EXTENT OF SCHEDULING The scheduled area includes the main enceinte of the bastioned artillery fort demarcated by the fort ramparts and curtain walls, the North Bastion, demi-bastions at the south, west and east, the Sea Battery, and the ground beneath the former casemated accommodation blocks. It also includes the moats (buried or otherwise) flanking the North Bastion and in front of the Sea Battery, as well as the part of the sea wall contiguous with the latter and with the east demi-bastion. In addition, it includes the area covered by the former moat, outwork and redan with associated earthworks, upstanding and below-ground remains at the south-west of the fort. See the Description above for more detail.

EXCLUSIONS The admiralty boundary stone (at SZ 62497 99116) and the former guardhouse (now called the Post Office (50)), as well as the gatehouse datestone (at SZ 62541 99252), the mid-C20 submariners’ memorial stone, Arrogant Block (54), memorial chapel (84) and Thames Block (88), are Grade II-listed and therefore excluded from the scheduling but the ground beneath them is included. The following buildings are also excluded from the scheduling but the ground beneath them is included: Mercury Block (45), St Ambrose Church (46), Onyx Block (47), Pactolus accommodation and stores block (49), Automat (51), No 1 Sub Station (58), Rapid Block (60), Alecto Block (61), Bonaventure Block (89), Hazard Block (90), Officers’ Mess (unnumbered, NGR: SZ 62628 99326) within the fort, as well as the store buildings next to the squash court (31, 34), the squash court itself (32), the sick bay block (33), ASA Centre (37), Sewage Pumping Chamber (38), Latrine Block (40), Vulcan Block (41), Fire House (42), Pandora Block (43), ASA Store (44), and No 3 Substation (102) near the entrance to the artillery fort. Clyde Block (63) is excluded from the scheduling but the ground beneath part of it, which includes the buried moat of the North Bastion, is included.

The late C20 or later internal fixtures and fittings to Dolphin House are excluded from the scheduling. The modern internal fixtures and fittings, communications and surveillance equipment and antennae of the National Coastwatch Institution Signal Tower, are also excluded from the scheduling.

In addition to any exclusions detailed above, the monument also excludes: the paved, tarmacadam or concrete surfaces of all modern roadways, pathways or car parks; all modern signs and sign posts, lamps and lamp posts; security cameras; drains and drain covers, cycle racks, bins, electricity junction boxes and cables, flags and flag poles, loud speakers, benches, modern bollards, modern fences and fence posts, later C20 and C21 railings.
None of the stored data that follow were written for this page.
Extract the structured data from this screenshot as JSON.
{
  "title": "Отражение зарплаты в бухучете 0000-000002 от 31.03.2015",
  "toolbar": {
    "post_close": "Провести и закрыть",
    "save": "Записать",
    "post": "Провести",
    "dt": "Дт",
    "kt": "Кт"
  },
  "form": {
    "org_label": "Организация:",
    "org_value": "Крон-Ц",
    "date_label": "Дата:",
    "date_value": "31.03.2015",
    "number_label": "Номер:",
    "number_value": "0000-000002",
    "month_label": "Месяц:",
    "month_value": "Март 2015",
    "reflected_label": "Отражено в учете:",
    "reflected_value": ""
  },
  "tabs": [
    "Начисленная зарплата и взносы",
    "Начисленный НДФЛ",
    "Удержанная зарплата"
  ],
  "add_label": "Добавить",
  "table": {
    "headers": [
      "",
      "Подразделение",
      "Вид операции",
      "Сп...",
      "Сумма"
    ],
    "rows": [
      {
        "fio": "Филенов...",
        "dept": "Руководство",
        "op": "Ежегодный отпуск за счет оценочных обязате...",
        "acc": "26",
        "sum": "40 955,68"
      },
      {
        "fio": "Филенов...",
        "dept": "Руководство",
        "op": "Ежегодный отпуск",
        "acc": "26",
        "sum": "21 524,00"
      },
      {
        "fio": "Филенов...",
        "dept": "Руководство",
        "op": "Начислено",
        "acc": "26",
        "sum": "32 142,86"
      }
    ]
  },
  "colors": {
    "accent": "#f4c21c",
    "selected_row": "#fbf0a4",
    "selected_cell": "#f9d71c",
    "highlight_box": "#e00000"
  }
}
However, the ground beneath all these features is included.


The contents of this record have been generated from a legacy data system.

Legacy System number:
HA 276
Legacy System:


Books and journals
Evans, D, Arming the Fleet: The Development of the Royal Ordnance Yards, (1770-1945)
Hall, K, HMS Dolphin: Gosport's Submarine Base, (2001)
Hennessy, P, Jenks, J, The Silent Deep: The Royal Navy Submarine Service since 1945, (2015)
Moore, D, Solent Papers No.13 - Fort Blockhouse and Fort Monckton, (2014)
Saunders, A, Fortress Britain: Artillery fortification in the British Isles and Ireland, (1989)
Williams, G, The Portsmouth Papers No.30: The Western Defences of Portsmouth Harbour 1400-1800, (1979)
RN Subs: The History Of The Submarine Attack Teacher by Commander David Parry (2020), accessed 14 April 2020 from
Francis, P, and Crisp, G, Military Command and Control Organisation, Report for English Heritage (2008)
Historic England, Screening for Potential Listing Report: Fort Blockhouse, Gosport, Hampshire (2020)
Wessex Archaeology 2005 Fort Blockhouse, Gosport, Hampshire Archaeological Desk Based Assessment 54400(4).02


This monument is scheduled under the Ancient Monuments and Archaeological Areas Act 1979 as amended as it appears to the Secretary of State to be of national importance. This entry is a copy, the original is held by the Department for Digital, Culture, Media and Sport.